Ugochukwu agrees government intervention is crucial but also urges farmers to adapt.
“They are stingy,” he said bluntly. “Farming is business — there are times you lose, times you gain. They need to change strategy, invest profits in better equipment, tractors, and allow easy access for traders instead of multiple settlements that scare people away.”
The tension highlights a deeper problem: without coordinated policy on inputs, security and market access, individual actors are left blaming one another while the system falters.
The Fear of Empty Fields
Perhaps the most worrying signal is what farmers say about the next planting season.
“Most of them are not encouraged to continue farming,” Mr. Muhammad said.
He plans to persist “by God’s grace,” but only because farming is a business he feels unable to abandon. Others may not have that choice.
Mubara warns that the consequences would be swift.
“If farmers reduce farming, prices of things are going to skyrocket,” he said. “It’s what I buy that I sell. I don’t have gain or loss.”
Ugochukwu echoes the logic.
“If farm produce is reduced, the price will definitely go up. Everybody will want it. Demand goes up, prices go up.”
A Fragile Future for Food Security
Nigeria, with a population exceeding 200 million, has long relied on its farmers to feed its cities. But the current price relief masks a fragile balance. Cheaper food today is being subsidised, in effect, by farmers’ losses.

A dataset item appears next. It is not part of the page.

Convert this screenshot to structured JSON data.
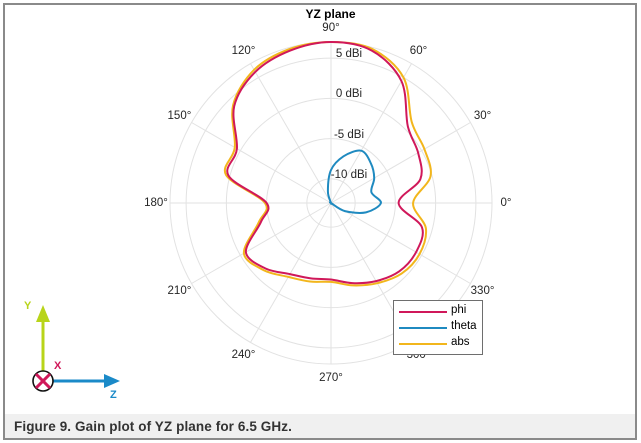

If insecurity persists, fertiliser prices remain high and farmers continue to sell below cost, many may simply stop planting. The result would be fewer harvests, tighter supplies and another round of painful price spikes — undoing today’s gains and deepening hunger in the long run.
For now, markets are calm. But in the quiet calculations of farmers deciding whether to plant again, the future of Nigeria’s food security is being decided.